In case you missed it, Iron Man aren’t the only ones who premiered a new video today. Pagan Altar, who already had a new track up this week, posted a brand new video from their forthcoming album, Never Quite Dead, for the song “Dance of the Vampires.” That video is on the forum here, and I’d recommend it if you’d like to get your doom fix a little bit more when you’re done with “Ruler of Ruin” above. Right on.
Tomorrow night I’ll be in Philly to check out Earthride, C.O.C. and Clutch at the Trocadero, which I’m confident is going to be a complete blast. While I’m posting links to new videos on the forum, Mike H. shot a yet-unreleased Clutch song Wednesday night in Maine, and embedded it here. Thanks as always to him for his diligence.

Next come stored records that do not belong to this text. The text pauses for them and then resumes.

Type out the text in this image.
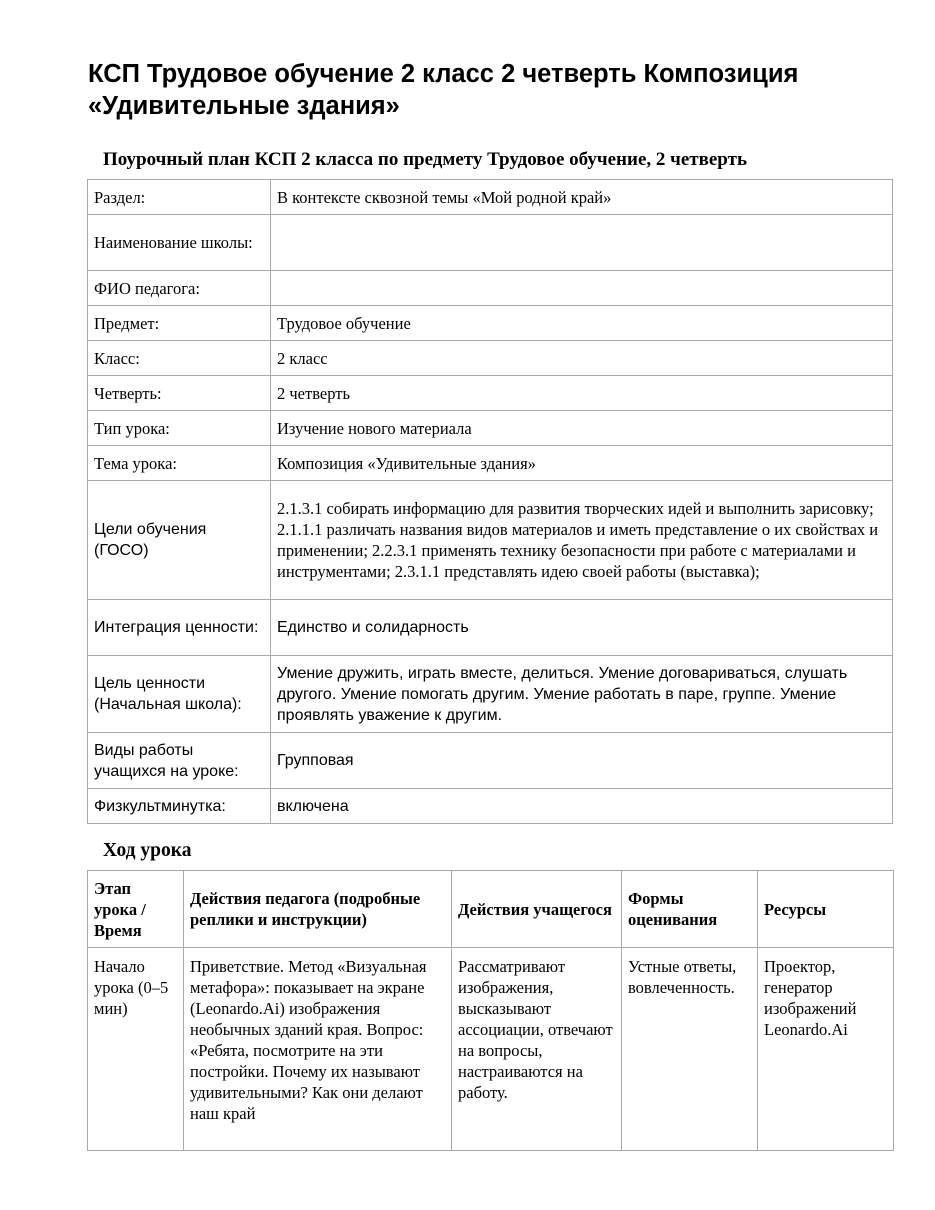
КСП Трудовое обучение 2 класс 2 четверть Композиция «Удивительные здания»
Поурочный план КСП 2 класса по предмету Трудовое обучение, 2 четверть
Раздел:	В контексте сквозной темы «Мой родной край»
Наименование школы:	
ФИО педагога:	
Предмет:	Трудовое обучение
Класс:	2 класс
Четверть:	2 четверть
Тип урока:	Изучение нового материала
Тема урока:	Композиция «Удивительные здания»
Цели обучения (ГОСО)	2.1.3.1 собирать информацию для развития творческих идей и выполнить зарисовку; 2.1.1.1 различать названия видов материалов и иметь представление о их свойствах и применении; 2.2.3.1 применять технику безопасности при работе с материалами и инструментами; 2.3.1.1 представлять идею своей работы (выставка);
Интеграция ценности:	Единство и солидарность
Цель ценности (Начальная школа):	Умение дружить, играть вместе, делиться. Умение договариваться, слушать другого. Умение помогать другим. Умение работать в паре, группе. Умение проявлять уважение к другим.
Виды работы учащихся на уроке:	Групповая
Физкультминутка:	включена
Ход урока
Этап урока / Время	Действия педагога (подробные реплики и инструкции)	Действия учащегося	Формы оценивания	Ресурсы
Начало урока (0–5 мин)	Приветствие. Метод «Визуальная метафора»: показывает на экране (Leonardo.Ai) изображения необычных зданий края. Вопрос: «Ребята, посмотрите на эти постройки. Почему их называют удивительными? Как они делают наш край	Рассматривают изображения, высказывают ассоциации, отвечают на вопросы, настраиваются на работу.	Устные ответы, вовлеченность.	Проектор, генератор изображений Leonardo.Ai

Anyway, if you’re gonna be at the show tomorrow, I’m the fat guy with the long hair, beard and the brown messenger-type camera bag, singing along to the chorus, “The party’s over/You all got to go/The wolfman is coming out.” I imagine it’ll be the bag that most distinguishes me.
This week, aside from that probable Iron Man review, I’ll have a writeup on tomorrow’s show, as well as the new Cherry Choke album, and — if it kills me — I will get Skype to record on my laptop and hook up that Grifter interview. I’ll also have the December numbers (I have no idea how they are), and since it’ll be 2012, at some point in the week I’ll do a preview of the year to come, most likely in the spirit of last year’s two-parter of records I’ve heard and ones I haven’t yet.
And as we learned today, there will be some albums I won’t hear at all, and for that, I apologize profusely.
I wish you a safe, insanely happy and healthy New Year, wherever you are and whatever you’re doing. I hope your 2012 is overflowing with joy and personal fulfillment, large cash settlements and whatever else it is that will make you glad to be on this planet. Raise a toast to the killer records to come and we’ll see you back here Monday for more adventures in adjectival phrasing.